Apesar de reconhecer a legitimidade da expressão "violência obstétrica", o Ministério da Saúde mantém a decisão de não usar esse termo em suas normas e políticas públicas, informou à reportagem o secretário de atenção primária da pasta, Erno Harzheim.
A declaração ocorreu após a divulgação, nesta segunda-feira (10), de um ofício enviado ao Ministério Público Federal de São Paulo em que a pasta diz reconhecer o "direito legítimo" de que as mulheres usem o termo — o que começou a ser interpretado como um possível recuo da pasta, que havia defendido abolir o uso da expressão em maio.
Na prática, porém, a medida está mantida. "O Ministério não usará formalmente esse termo [violência obstétrica]", afirmou Harzheim, que assina o documento enviado ao MPF.
"Seguiremos usando o termo da Organização Mundial de Saúde: 'Prevenção e eliminação de abusos, desrespeito e maus-tratos durante o parto em instituições de saúde'", completou.

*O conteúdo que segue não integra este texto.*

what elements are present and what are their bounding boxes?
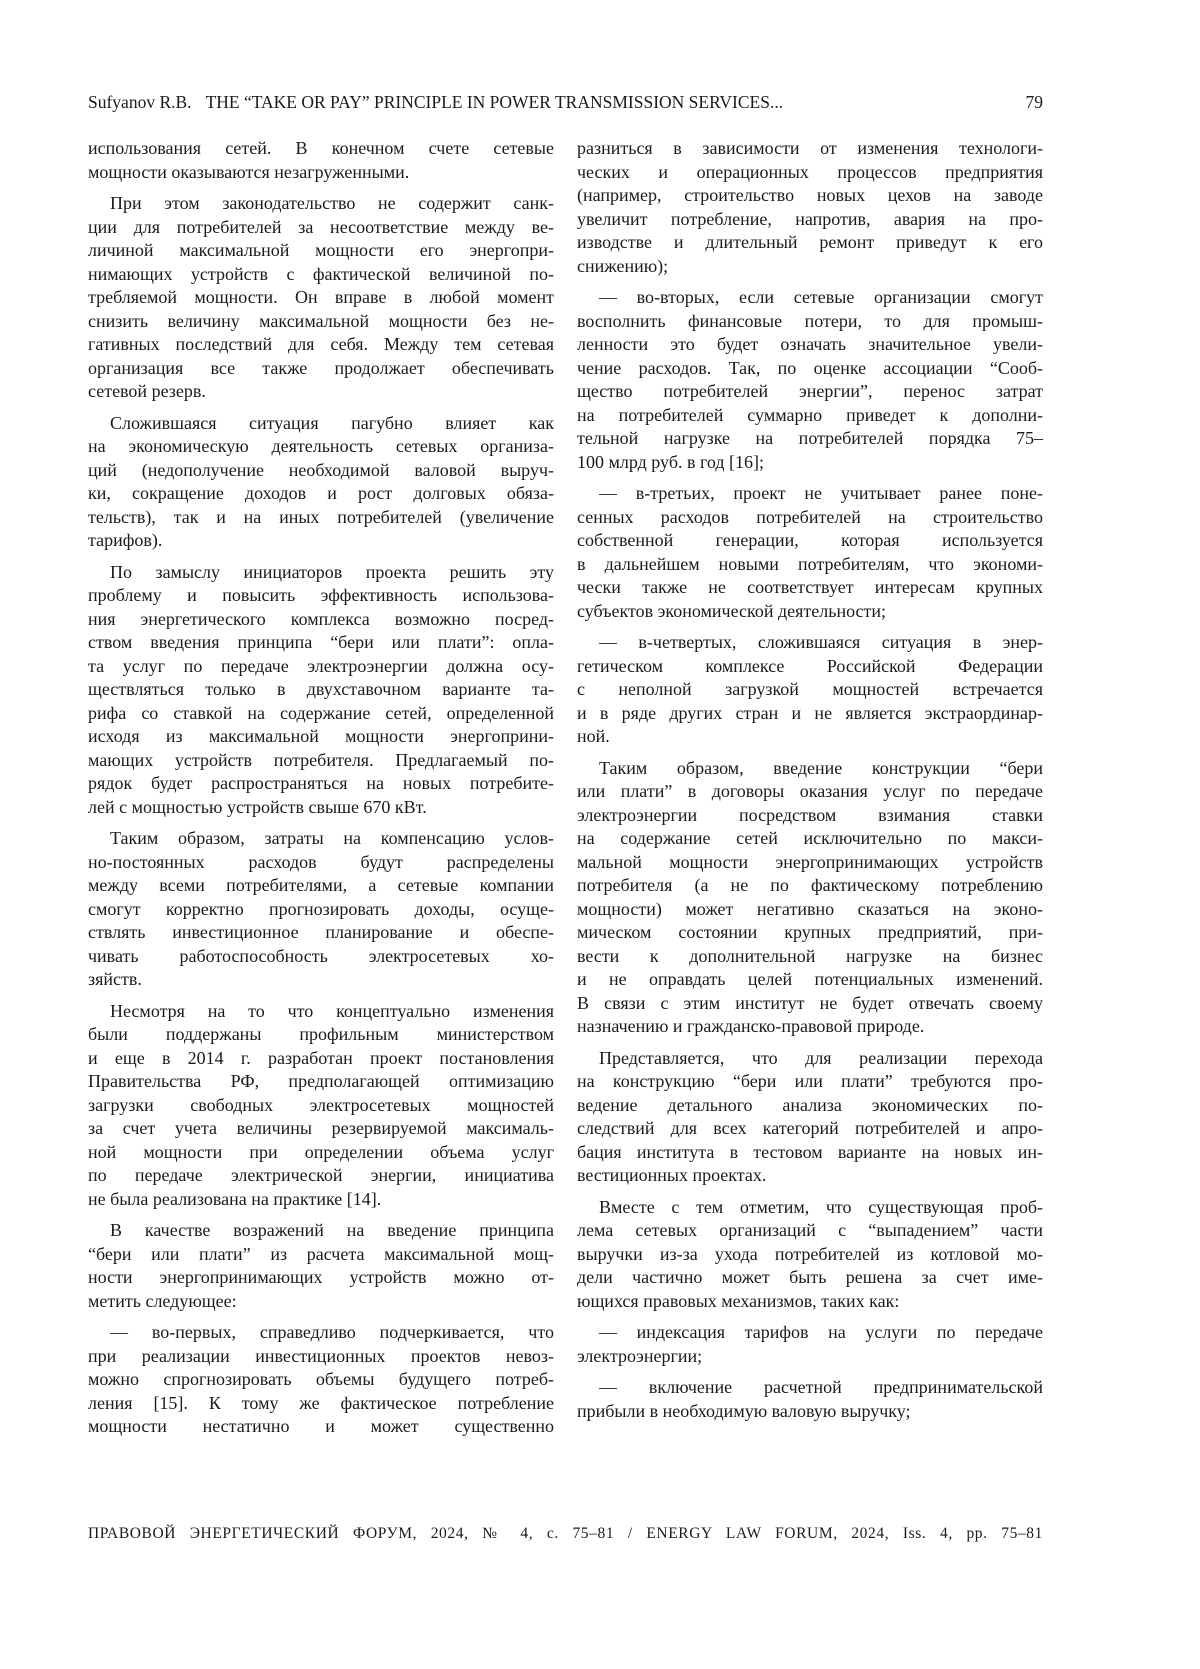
text-line: в дальнейшем новыми потребителям, что экономи- bbox=[577, 553, 1043, 577]
text-line: — индексация тарифов на услуги по передаче bbox=[577, 1321, 1043, 1345]
text-line: за счет учета величины резервируемой максималь- bbox=[88, 1117, 554, 1141]
text-line: ции для потребителей за несоответствие между ве- bbox=[88, 216, 554, 240]
text-line: чение расходов. Так, по оценке ассоциации “Сооб- bbox=[577, 357, 1043, 381]
text-line: рифа со ставкой на содержание сетей, определенной bbox=[88, 702, 554, 726]
text-line: при реализации инвестиционных проектов невоз- bbox=[88, 1345, 554, 1369]
text-line: тельств), так и на иных потребителей (увеличение bbox=[88, 506, 554, 530]
paragraph bbox=[577, 1376, 1043, 1423]
text-line: При этом законодательство не содержит санк- bbox=[88, 192, 554, 216]
text-line: использования сетей. В конечном счете сетевые bbox=[88, 137, 554, 161]
paragraph bbox=[577, 482, 1043, 623]
text-line: метить следующее: bbox=[88, 1290, 554, 1314]
text-line: с неполной загрузкой мощностей встречается bbox=[577, 678, 1043, 702]
text-line: электроэнергии посредством взимания ставки bbox=[577, 804, 1043, 828]
text-line: сенных расходов потребителей на строительство bbox=[577, 506, 1043, 530]
paragraph bbox=[88, 412, 554, 553]
text-line: лей с мощностью устройств свыше 670 кВт. bbox=[88, 796, 554, 820]
text-line: ленности это будет означать значительное увели- bbox=[577, 333, 1043, 357]
text-line: бация института в тестовом варианте на новых ин- bbox=[577, 1141, 1043, 1165]
text-line: загрузки свободных электросетевых мощностей bbox=[88, 1094, 554, 1118]
page-number: 79 bbox=[1026, 92, 1044, 113]
header-author: Sufyanov R.B. bbox=[88, 92, 192, 113]
text-line: зяйств. bbox=[88, 968, 554, 992]
text-line: организация все также продолжает обеспечивать bbox=[88, 357, 554, 381]
text-line: ций (недополучение необходимой валовой выруч- bbox=[88, 459, 554, 483]
text-line: (например, строительство новых цехов на заводе bbox=[577, 184, 1043, 208]
text-line: чески также не соответствует интересам крупных bbox=[577, 576, 1043, 600]
text-line: дели частично может быть решена за счет име- bbox=[577, 1266, 1043, 1290]
text-line: По замыслу инициаторов проекта решить эту bbox=[88, 561, 554, 585]
text-line: гетическом комплексе Российской Федерации bbox=[577, 655, 1043, 679]
text-line: мающих устройств потребителя. Предлагаемый по- bbox=[88, 749, 554, 773]
text-line: восполнить финансовые потери, то для промыш- bbox=[577, 310, 1043, 334]
paragraph bbox=[88, 192, 554, 404]
text-line: снизить величину максимальной мощности без не- bbox=[88, 310, 554, 334]
left-column bbox=[88, 137, 554, 1447]
text-line: на конструкцию “бери или плати” требуются про- bbox=[577, 1070, 1043, 1094]
text-line: потребителя (а не по фактическому потреблению bbox=[577, 874, 1043, 898]
text-line: чивать работоспособность электросетевых хо- bbox=[88, 945, 554, 969]
header-title: THE “TAKE OR PAY” PRINCIPLE IN POWER TRANSMISSION SERVICES... bbox=[206, 92, 784, 113]
text-line: — в-четвертых, сложившаяся ситуация в энер- bbox=[577, 631, 1043, 655]
text-line: Таким образом, введение конструкции “бери bbox=[577, 757, 1043, 781]
text-line: но-постоянных расходов будут распределены bbox=[88, 851, 554, 875]
text-line: “бери или плати” из расчета максимальной мощ- bbox=[88, 1243, 554, 1267]
text-line: назначению и гражданско-правовой природе. bbox=[577, 1015, 1043, 1039]
text-line: рядок будет распространяться на новых потребите- bbox=[88, 772, 554, 796]
paragraph bbox=[577, 1321, 1043, 1368]
text-line: снижению); bbox=[577, 255, 1043, 279]
paragraph bbox=[577, 1196, 1043, 1314]
text-line: Таким образом, затраты на компенсацию услов- bbox=[88, 827, 554, 851]
text-line: мощности оказываются незагруженными. bbox=[88, 161, 554, 185]
text-line: Вместе с тем отметим, что существующая проб- bbox=[577, 1196, 1043, 1220]
paragraph bbox=[88, 1219, 554, 1313]
text-line: личиной максимальной мощности его энергопри- bbox=[88, 239, 554, 263]
paragraph bbox=[88, 1000, 554, 1212]
text-line: на экономическую деятельность сетевых организа- bbox=[88, 435, 554, 459]
text-line: можно спрогнозировать объемы будущего потреб- bbox=[88, 1368, 554, 1392]
text-line: электроэнергии; bbox=[577, 1345, 1043, 1369]
text-line: В связи с этим институт не будет отвечать своему bbox=[577, 992, 1043, 1016]
text-line: 100 млрд руб. в год [16]; bbox=[577, 451, 1043, 475]
text-line: ствлять инвестиционное планирование и обеспе- bbox=[88, 921, 554, 945]
text-line: Представляется, что для реализации перехода bbox=[577, 1047, 1043, 1071]
text-line: ки, сокращение доходов и рост долговых обяза- bbox=[88, 482, 554, 506]
text-line: выручки из-за ухода потребителей из котловой мо- bbox=[577, 1243, 1043, 1267]
text-line: тельной нагрузке на потребителей порядка 75– bbox=[577, 427, 1043, 451]
text-line: Правительства РФ, предполагающей оптимизацию bbox=[88, 1070, 554, 1094]
text-line: ления [15]. К тому же фактическое потребление bbox=[88, 1392, 554, 1416]
text-line: тарифов). bbox=[88, 529, 554, 553]
text-line: ности энергопринимающих устройств можно от- bbox=[88, 1266, 554, 1290]
paragraph bbox=[577, 631, 1043, 749]
text-line: вести к дополнительной нагрузке на бизнес bbox=[577, 945, 1043, 969]
paragraph bbox=[88, 827, 554, 992]
text-line: прибыли в необходимую валовую выручку; bbox=[577, 1400, 1043, 1424]
text-line: Несмотря на то что концептуально изменения bbox=[88, 1000, 554, 1024]
paragraph bbox=[577, 286, 1043, 474]
text-line: проблему и повысить эффективность использова- bbox=[88, 584, 554, 608]
paragraph bbox=[88, 137, 554, 184]
text-line: ния энергетического комплекса возможно посред- bbox=[88, 608, 554, 632]
text-line: щество потребителей энергии”, перенос затрат bbox=[577, 380, 1043, 404]
text-line: мощности нестатично и может существенно bbox=[88, 1415, 554, 1439]
paragraph bbox=[577, 757, 1043, 1039]
text-line: лема сетевых организаций с “выпадением” части bbox=[577, 1219, 1043, 1243]
text-line: и еще в 2014 г. разработан проект постановления bbox=[88, 1047, 554, 1071]
text-line: по передаче электрической энергии, инициатива bbox=[88, 1164, 554, 1188]
text-line: не была реализована на практике [14]. bbox=[88, 1188, 554, 1212]
text-line: нимающих устройств с фактической величиной по- bbox=[88, 263, 554, 287]
text-line: на потребителей суммарно приведет к дополни- bbox=[577, 404, 1043, 428]
text-line: — во-вторых, если сетевые организации смогут bbox=[577, 286, 1043, 310]
text-line: смогут корректно прогнозировать доходы, осуще- bbox=[88, 898, 554, 922]
text-line: — во-первых, справедливо подчеркивается, что bbox=[88, 1321, 554, 1345]
paragraph bbox=[88, 561, 554, 820]
text-line: были поддержаны профильным министерством bbox=[88, 1023, 554, 1047]
text-line: или плати” в договоры оказания услуг по передаче bbox=[577, 780, 1043, 804]
text-line: та услуг по передаче электроэнергии должна осу- bbox=[88, 655, 554, 679]
text-line: субъектов экономической деятельности; bbox=[577, 600, 1043, 624]
text-line: мическом состоянии крупных предприятий, при- bbox=[577, 921, 1043, 945]
text-line: разниться в зависимости от изменения технологи- bbox=[577, 137, 1043, 161]
text-line: мощности) может негативно сказаться на эконо- bbox=[577, 898, 1043, 922]
text-line: требляемой мощности. Он вправе в любой момент bbox=[88, 286, 554, 310]
text-line: В качестве возражений на введение принципа bbox=[88, 1219, 554, 1243]
text-line: и не оправдать целей потенциальных изменений. bbox=[577, 968, 1043, 992]
text-line: изводстве и длительный ремонт приведут к его bbox=[577, 231, 1043, 255]
journal-footer: ПРАВОВОЙ ЭНЕРГЕТИЧЕСКИЙ ФОРУМ, 2024, № 4, с. 75–81 / ENERGY LAW FORUM, 2024, Iss. 4, pp. 75–81 bbox=[88, 1525, 1043, 1543]
text-line: собственной генерации, которая используется bbox=[577, 529, 1043, 553]
text-line: и в ряде других стран и не является экстраординар- bbox=[577, 702, 1043, 726]
text-line: на содержание сетей исключительно по макси- bbox=[577, 827, 1043, 851]
text-line: следствий для всех категорий потребителей и апро- bbox=[577, 1117, 1043, 1141]
paragraph bbox=[577, 137, 1043, 278]
right-column bbox=[577, 137, 1043, 1431]
text-line: мальной мощности энергопринимающих устройств bbox=[577, 851, 1043, 875]
text-line: ной. bbox=[577, 725, 1043, 749]
text-line: — в-третьих, проект не учитывает ранее поне- bbox=[577, 482, 1043, 506]
running-header bbox=[88, 92, 1043, 113]
text-line: — включение расчетной предпринимательской bbox=[577, 1376, 1043, 1400]
paragraph bbox=[88, 1321, 554, 1439]
text-line: сетевой резерв. bbox=[88, 380, 554, 404]
text-line: ством введения принципа “бери или плати”: опла- bbox=[88, 631, 554, 655]
text-line: ющихся правовых механизмов, таких как: bbox=[577, 1290, 1043, 1314]
text-line: ной мощности при определении объема услуг bbox=[88, 1141, 554, 1165]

O debate em torno do tema começou em maio, após a pasta divulgar um despacho em que orientava abolir o uso da expressão "violência obstétrica" de normas e políticas públicas por considerá-la inadequada.
Nos últimos anos, essa expressão tem sido utilizada para definir casos de violência física ou psicológica praticados contra gestantes na hora do parto — problema que já foi abordado no passado em campanhas divulgadas pelo próprio Ministério.
A justificativa para deixar de usá-la, segundo a pasta, estaria na definição do termo violência pela Organização Mundial de Saúde, que "associa claramente a intencionalidade com a realização do ato, independentemente do resultado produzido. Percebe-se, desta forma, a impropriedade da expressão 'violência obstétrica' no atendimento à mulher, pois acredita-se que tanto o profissional de saúde quanto os de outras áreas não têm a intencionalidade de prejudicar ou causar dano", informava o despacho.
A mudança de postura gerou reação entre entidades em defesa das mulheres, para quem evitar o termo é negar a existência do problema. Também levou o MPF-SP a emitir uma recomendação para que a pasta "passasse a atuar para coibir casos de violência obstétrica em vez de proibir o uso do termo".
Recomendação semelhante foi adotada pelo Conselho Nacional de Direitos Humanos na última semana, para quem o veto ao termo violência obstétrica pode dificultar a apuração desses casos. Em contrapartida, algumas entidades médicas saíram em defesa do ministério, dizendo que a adoção de outro termo seria apenas para deixar de vinculá-los à atuação dos obstetras.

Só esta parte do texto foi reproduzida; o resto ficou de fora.